The application requests $120,000 from the Rocky Mountain Power through its Blue Sky Grant program.
Rocky Mountain Power provides these grants to non-residential users for the construction of renewable projects. The city’s $120,000 grant request will be matched by $30,000 in city funds for a total project cost of $150,000. That amount would purchase two solar panels.
Assistant City Manager Todd Feezer said the Laramie Community Recreation Center and the ice and events center were chosen based on an analysis conducted by city staff to determine where the solar panels would provide the most benefit.
“We looked at every city facility’s utility bills, and then after that we did an evaluation based on which ones have the most consumption during daylight hours that would be able to use the energy created by the solar panels,” Feezer said. “We looked at facilities that had the best potential return on the investment by decreasing the amount of electrical use and consuming the electricity that we generate.”
Feezer said another consideration was which locations would provide ease of construction and access to the electricity meter.
The council’s approval of the application supports earlier resolutions aiming to reduce carbon emissions from municipal government facilities, and to reach carbon neutrality by 2050.
“By participating in the Blue Sky grant, we will actually get to claim these two facilities as carbon neutral, and that will definitely help as we moved towards that goal, if we receive the grant,” Feezer said.

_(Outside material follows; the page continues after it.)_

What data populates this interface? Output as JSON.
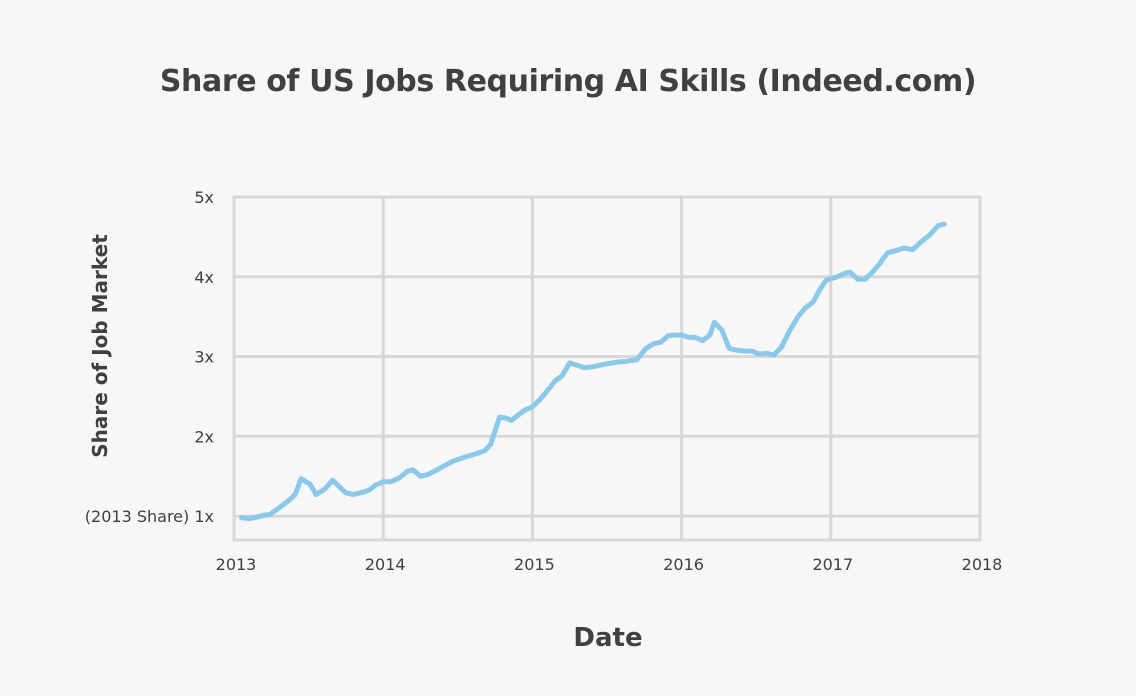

He added the city is looking at other projects such as incorporating electric vehicles and using solar panels in the construction of new city facilities.

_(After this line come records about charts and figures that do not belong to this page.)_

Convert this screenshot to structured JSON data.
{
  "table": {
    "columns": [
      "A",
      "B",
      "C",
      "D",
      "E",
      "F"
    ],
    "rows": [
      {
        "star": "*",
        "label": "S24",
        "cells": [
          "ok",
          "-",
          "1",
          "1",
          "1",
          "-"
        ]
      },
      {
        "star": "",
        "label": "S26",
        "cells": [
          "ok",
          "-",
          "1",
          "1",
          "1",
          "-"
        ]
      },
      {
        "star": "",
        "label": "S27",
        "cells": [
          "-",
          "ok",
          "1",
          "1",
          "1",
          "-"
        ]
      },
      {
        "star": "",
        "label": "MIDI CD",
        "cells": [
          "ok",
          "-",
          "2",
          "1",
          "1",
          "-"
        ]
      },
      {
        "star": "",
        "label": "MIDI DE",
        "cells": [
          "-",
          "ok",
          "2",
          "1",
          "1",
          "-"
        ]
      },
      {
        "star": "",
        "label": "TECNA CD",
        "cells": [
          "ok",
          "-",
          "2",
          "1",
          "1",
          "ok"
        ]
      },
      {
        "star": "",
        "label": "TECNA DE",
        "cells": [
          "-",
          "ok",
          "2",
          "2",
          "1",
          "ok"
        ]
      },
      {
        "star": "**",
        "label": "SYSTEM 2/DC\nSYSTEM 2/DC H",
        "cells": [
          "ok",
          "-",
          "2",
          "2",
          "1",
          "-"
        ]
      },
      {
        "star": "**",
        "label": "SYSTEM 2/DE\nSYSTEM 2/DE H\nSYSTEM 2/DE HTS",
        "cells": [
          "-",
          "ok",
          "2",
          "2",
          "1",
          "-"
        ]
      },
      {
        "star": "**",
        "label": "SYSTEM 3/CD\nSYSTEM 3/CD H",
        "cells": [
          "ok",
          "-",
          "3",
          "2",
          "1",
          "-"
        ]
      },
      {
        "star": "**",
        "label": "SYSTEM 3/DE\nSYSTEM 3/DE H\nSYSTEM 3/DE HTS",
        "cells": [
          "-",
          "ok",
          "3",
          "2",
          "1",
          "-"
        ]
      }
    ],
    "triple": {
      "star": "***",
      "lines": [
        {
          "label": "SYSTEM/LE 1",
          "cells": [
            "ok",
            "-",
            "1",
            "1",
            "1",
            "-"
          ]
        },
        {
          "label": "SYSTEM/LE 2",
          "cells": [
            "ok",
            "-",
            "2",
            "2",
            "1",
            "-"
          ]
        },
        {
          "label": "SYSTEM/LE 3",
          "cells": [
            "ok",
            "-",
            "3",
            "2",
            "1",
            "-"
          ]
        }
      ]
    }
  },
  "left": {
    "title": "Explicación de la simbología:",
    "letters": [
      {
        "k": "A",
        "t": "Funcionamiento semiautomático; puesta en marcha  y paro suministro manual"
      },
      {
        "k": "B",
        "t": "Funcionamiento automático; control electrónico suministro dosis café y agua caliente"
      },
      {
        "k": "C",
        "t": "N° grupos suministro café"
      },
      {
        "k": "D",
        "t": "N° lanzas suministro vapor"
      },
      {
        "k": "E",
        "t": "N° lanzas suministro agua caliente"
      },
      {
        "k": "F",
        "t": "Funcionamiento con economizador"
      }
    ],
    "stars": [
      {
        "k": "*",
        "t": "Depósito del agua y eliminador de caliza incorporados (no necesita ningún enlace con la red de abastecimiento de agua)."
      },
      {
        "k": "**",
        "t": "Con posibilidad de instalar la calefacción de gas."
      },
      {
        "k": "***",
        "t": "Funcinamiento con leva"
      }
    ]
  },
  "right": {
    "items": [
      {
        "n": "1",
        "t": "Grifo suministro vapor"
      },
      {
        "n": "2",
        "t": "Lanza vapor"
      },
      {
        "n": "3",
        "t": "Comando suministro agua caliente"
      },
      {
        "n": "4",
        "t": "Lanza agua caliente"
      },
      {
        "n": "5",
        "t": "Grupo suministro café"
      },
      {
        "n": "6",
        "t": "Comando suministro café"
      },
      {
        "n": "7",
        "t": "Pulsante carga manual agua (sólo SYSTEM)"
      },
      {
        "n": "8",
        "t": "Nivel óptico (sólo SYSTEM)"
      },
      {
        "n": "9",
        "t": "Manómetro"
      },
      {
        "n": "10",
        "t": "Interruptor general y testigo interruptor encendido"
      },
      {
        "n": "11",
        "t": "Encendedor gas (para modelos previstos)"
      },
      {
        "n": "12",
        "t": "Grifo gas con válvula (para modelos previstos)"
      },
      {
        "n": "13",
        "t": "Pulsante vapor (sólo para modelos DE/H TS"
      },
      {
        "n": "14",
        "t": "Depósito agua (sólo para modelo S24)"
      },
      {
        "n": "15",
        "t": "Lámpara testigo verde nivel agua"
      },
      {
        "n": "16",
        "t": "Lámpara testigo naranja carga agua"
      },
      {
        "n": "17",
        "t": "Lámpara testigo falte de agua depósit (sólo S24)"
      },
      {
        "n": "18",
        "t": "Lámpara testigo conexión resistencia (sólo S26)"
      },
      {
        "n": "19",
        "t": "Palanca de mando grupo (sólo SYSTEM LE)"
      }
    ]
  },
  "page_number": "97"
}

“We are trying to make every consideration that we can as new facilities come on,” Feezer said. “Hopefully we can include solar as a part of the construction of new facilities to help get us to where we start to attain the council’s goal of carbon neutrality, and also start doing things a little better for our community and our environment.”
According to the resolution, the city estimates the project will pay for itself in about eight years.
“We are extremely excited about this project,” Feezer said. “It’s a big step for the municipality to take this on, but if we do this and do this right, and it is successful, I think our citizens can expect to see more implementation as we go through.”